The two ports are also seeking millions in federal and state funding to develop hydrogen hubs there.

“This is a historic grant,” Port of Long Beach CEO Mario Cordero said. “This is a pivotal moment in the creation of a sustainable green and thriving economy for decades to come, for the state of California and beyond.”

Long Beach and Los Angeles seek $150 million each, which would be matched by the ports and their tenants, totaling a potential $600 million between them.

Pacific port leaders also are optimistic they will see a return in business now that labor peace is assured for the next five years. Now the focus shifts to East Coast ports, where the International Longshore and Warehouse Union, which represents 45,000 dockworkers, reaffirmed its commitment to strike if negotiations for a new contract do not reach a successful outcome by the end of September.

On the East Coast, the Port of Savannah is developing an extensive rail network with Class I railroads CSX and Norfolk Southern and shortline carriers to move cargo to other locations in Georgia. That includes 35 miles northwest of Atlanta near the state’s extensive interstate highway network, where the freight can be processed and then moved by truck.

“Inland terminals have a proven track record of powering economic development for rural Georgians by extending port services to the doorstep of manufacturing and supply chain operations,” Georgia Gov. Brian Kemp said.

Savannah and South Carolina’s Port of Charleston are poised to play a critical role in the manufacturing resurgence in the Southeast, especially in terms of electric and battery-electric vehicles. South Korean vehicle manufacturer Hyundai is building a $6 billion factory 34 miles from Savannah, and numerous other suppliers are developing plants and factories on the heavily traveled interstate highway corridor between Atlanta and the Atlantic Ocean.

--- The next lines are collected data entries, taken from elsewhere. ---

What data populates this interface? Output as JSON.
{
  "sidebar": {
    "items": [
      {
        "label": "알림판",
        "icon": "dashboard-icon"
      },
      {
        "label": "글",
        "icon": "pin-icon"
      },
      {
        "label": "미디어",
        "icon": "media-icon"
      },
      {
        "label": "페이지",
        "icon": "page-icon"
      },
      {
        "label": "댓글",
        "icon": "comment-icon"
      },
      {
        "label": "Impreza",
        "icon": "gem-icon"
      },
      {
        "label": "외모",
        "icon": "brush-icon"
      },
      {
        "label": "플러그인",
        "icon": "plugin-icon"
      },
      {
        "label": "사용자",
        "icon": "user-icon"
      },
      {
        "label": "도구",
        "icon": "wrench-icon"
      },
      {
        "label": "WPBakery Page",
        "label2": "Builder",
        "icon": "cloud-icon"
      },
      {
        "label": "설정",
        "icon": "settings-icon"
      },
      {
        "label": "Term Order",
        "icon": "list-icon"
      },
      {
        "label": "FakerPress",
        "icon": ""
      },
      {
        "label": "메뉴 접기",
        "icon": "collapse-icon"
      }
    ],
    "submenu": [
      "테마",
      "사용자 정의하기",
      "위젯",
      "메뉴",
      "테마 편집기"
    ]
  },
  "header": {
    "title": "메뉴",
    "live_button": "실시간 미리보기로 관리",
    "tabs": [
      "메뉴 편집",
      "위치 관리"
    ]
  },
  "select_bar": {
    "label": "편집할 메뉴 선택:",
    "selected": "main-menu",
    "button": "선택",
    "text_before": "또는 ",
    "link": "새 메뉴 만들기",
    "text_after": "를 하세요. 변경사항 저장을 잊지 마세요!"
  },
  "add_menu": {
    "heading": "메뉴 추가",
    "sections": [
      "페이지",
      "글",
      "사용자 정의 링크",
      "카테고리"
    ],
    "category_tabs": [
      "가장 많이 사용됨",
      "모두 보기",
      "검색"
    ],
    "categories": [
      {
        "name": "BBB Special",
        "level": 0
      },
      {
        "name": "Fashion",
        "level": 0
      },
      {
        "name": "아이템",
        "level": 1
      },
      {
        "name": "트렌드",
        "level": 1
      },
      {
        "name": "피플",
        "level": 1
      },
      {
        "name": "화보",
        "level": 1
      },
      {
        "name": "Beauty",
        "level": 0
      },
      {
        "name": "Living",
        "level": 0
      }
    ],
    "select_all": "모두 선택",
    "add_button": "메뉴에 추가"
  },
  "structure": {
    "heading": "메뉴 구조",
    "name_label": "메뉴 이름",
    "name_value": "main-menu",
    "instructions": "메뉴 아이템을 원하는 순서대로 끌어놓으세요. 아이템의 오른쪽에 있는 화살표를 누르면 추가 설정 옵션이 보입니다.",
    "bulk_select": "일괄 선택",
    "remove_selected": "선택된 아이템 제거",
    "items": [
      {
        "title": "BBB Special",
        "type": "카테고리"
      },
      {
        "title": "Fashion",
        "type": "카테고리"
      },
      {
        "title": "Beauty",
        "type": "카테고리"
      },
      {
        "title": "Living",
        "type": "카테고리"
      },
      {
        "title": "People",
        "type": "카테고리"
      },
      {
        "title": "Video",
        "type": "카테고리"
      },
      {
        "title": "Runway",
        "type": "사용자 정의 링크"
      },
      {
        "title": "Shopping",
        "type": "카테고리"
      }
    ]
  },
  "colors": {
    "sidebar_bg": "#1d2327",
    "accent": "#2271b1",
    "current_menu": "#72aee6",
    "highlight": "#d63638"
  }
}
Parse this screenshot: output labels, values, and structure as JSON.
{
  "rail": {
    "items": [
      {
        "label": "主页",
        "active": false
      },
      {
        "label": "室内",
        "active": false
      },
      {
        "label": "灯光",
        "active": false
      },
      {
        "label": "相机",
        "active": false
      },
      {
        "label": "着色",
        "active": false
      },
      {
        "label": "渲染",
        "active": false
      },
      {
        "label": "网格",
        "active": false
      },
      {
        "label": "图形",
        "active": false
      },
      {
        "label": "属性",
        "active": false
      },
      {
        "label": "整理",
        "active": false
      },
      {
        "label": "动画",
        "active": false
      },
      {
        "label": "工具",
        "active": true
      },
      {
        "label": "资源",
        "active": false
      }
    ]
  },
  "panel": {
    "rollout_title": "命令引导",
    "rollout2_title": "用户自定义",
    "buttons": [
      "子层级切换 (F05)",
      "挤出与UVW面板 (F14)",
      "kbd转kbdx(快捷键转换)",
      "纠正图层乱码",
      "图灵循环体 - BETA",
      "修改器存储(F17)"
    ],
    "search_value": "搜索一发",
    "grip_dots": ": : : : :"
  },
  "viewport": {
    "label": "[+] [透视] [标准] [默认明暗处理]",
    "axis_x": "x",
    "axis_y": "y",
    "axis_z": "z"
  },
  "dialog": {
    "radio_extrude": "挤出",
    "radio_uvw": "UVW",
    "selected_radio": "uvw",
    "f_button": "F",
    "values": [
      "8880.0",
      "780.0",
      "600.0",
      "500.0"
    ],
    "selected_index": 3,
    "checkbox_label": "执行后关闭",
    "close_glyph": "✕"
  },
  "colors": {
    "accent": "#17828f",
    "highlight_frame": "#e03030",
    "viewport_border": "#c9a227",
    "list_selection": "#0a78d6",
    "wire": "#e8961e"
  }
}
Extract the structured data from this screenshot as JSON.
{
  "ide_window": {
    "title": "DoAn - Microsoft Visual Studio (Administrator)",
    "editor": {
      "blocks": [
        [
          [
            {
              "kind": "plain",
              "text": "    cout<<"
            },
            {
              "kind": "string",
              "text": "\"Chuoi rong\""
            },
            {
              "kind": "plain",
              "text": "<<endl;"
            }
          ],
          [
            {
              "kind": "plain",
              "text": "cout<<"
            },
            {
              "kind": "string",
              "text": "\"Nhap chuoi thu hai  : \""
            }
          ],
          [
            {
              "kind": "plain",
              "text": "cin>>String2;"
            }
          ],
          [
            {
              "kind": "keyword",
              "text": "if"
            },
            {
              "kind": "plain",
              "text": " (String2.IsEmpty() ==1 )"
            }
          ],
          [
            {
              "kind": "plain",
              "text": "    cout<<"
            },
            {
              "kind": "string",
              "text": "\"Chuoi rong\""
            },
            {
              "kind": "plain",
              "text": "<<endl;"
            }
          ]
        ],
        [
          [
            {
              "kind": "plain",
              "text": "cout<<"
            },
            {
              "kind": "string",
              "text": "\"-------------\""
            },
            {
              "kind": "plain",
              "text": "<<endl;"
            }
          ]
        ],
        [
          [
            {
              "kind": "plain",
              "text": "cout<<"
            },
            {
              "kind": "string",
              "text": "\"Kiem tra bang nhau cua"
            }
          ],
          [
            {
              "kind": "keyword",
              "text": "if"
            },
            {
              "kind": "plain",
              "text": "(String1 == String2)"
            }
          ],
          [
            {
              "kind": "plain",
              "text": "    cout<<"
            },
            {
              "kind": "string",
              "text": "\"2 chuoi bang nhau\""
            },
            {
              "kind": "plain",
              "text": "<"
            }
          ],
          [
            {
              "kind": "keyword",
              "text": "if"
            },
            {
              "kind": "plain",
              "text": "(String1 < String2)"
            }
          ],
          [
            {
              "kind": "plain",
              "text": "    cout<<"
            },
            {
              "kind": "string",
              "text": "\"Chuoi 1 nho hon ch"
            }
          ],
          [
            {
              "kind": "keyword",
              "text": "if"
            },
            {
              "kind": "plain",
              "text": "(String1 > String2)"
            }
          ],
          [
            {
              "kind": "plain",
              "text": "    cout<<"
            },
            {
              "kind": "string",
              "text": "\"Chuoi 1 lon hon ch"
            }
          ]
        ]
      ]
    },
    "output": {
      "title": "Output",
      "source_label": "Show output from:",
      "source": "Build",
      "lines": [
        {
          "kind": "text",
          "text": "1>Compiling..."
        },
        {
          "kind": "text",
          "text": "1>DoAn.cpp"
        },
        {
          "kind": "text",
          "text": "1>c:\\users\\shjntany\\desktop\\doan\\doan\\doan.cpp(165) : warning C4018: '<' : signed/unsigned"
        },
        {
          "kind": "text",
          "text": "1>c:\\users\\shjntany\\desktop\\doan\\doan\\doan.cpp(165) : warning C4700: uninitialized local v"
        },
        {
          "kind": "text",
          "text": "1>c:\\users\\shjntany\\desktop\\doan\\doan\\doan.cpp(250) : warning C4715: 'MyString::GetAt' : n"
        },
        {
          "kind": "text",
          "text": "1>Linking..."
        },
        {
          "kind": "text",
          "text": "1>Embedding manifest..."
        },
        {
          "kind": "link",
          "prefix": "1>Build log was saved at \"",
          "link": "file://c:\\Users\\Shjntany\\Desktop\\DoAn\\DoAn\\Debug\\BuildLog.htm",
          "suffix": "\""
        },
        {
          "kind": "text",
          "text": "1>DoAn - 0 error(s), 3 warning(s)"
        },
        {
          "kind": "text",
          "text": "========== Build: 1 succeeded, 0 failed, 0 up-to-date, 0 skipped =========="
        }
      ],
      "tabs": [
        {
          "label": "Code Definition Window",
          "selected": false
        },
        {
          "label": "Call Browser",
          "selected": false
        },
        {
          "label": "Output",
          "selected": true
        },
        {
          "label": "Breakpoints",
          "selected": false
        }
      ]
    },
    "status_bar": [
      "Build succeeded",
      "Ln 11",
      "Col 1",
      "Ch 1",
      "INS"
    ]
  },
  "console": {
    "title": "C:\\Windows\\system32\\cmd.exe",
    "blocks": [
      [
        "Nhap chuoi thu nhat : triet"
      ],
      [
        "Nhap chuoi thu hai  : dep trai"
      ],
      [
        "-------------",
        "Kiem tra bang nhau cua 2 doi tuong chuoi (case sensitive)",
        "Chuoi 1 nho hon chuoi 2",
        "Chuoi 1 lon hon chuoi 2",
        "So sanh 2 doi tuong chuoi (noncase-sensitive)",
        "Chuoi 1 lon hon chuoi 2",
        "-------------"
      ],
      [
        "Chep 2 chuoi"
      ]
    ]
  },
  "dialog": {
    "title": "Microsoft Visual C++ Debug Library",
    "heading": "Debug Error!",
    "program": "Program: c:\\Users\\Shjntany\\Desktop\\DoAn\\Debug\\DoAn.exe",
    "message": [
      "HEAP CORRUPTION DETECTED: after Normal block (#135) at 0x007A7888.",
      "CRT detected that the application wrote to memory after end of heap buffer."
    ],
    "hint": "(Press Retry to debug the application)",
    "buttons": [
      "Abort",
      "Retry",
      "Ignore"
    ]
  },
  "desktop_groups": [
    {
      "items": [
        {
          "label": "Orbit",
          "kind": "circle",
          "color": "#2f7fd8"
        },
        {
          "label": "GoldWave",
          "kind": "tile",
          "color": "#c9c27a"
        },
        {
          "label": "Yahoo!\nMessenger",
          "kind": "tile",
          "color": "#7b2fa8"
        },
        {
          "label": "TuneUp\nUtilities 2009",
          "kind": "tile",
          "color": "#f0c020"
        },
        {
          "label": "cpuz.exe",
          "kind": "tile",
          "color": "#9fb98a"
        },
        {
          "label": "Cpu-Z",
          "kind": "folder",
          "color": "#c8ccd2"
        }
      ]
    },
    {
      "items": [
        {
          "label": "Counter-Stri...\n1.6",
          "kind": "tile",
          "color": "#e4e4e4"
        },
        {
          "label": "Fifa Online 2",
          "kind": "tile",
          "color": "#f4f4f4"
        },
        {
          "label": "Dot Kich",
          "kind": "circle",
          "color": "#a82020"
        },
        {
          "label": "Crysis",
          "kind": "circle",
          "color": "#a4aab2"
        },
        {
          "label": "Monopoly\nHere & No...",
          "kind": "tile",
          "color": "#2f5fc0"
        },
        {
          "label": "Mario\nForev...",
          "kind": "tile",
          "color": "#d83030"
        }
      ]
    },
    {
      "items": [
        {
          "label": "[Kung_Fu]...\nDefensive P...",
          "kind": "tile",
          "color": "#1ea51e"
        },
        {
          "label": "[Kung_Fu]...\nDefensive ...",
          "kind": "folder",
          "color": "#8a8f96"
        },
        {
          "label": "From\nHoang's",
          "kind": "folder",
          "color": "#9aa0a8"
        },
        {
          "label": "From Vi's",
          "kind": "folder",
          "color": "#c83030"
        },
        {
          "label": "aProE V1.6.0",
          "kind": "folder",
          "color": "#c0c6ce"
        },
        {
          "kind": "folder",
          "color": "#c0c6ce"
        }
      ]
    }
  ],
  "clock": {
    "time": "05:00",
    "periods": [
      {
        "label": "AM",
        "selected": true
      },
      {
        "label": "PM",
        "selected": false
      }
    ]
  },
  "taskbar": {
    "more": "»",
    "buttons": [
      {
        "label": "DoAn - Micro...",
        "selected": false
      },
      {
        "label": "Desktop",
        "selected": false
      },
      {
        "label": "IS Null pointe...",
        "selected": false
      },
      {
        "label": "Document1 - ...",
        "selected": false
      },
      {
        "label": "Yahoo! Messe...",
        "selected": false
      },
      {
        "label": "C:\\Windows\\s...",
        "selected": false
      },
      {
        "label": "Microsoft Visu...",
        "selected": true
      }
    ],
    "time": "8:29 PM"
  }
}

In the center of the country, leaders in Illinois continue to promote development of a port in Cairo that sits at the confluence of the Ohio and Mississippi rivers. Illinois Gov. J.B. Pritzker says the $40 million in state funding for the port, in a city where 36% of residents live in poverty, is “one of the largest job-creating projects in southern Illinois in a generation.”

The price tag could exceed $250 million, but permitting delays, environmental studies and questions about the port’s long-term viability have delayed the effort.

The Port of Baltimore is poised to move into the top tier of facilities in the coming years with the $500 million renovation of the 120-year-old Howard Street CSX rail tunnel that serves the port. Another project well underway is turning a former steel mill location into a 3,200-acre warehouse and truck staging area.

Extensive inland ports are either on the drawing board or under development in locations including Dallas, Salt Lake City and the Miami area.

But in the aftermath of the COVID-19 pandemic, port leaders say they have learned valuable lessons about keeping the shipping supply chain operational.

However, Federal Maritime Commissioner Carl Bentzel believes much more can be done with the existing infrastructure to quickly and reliably move freight. He said that shippers need to do a better job sharing information about where freight is in the supply chain and that there is a need for more transparency and digitization of shipping data.

He and others in the transportation and port industry also are monitoring world events. A drought in Panama has caused extensive delays for ships going through the Panama Canal, causing rates to skyrocket. In the Middle East, Yemen’s Iran-backed Houhti rebels have attacked containerships, disrupting operations in the Red Sea.

“I do believe there will be substantial increases in shipping costs,” Bentzel added. “There will be surcharges. It will require more insurance, and I think the larger challenge will be the delays in shipping. These shippers are under attack, and they’re threatening to take their cargo. There are a lot of issues that relate to protecting the maritime industry and we still live and work in a just-in-time world.”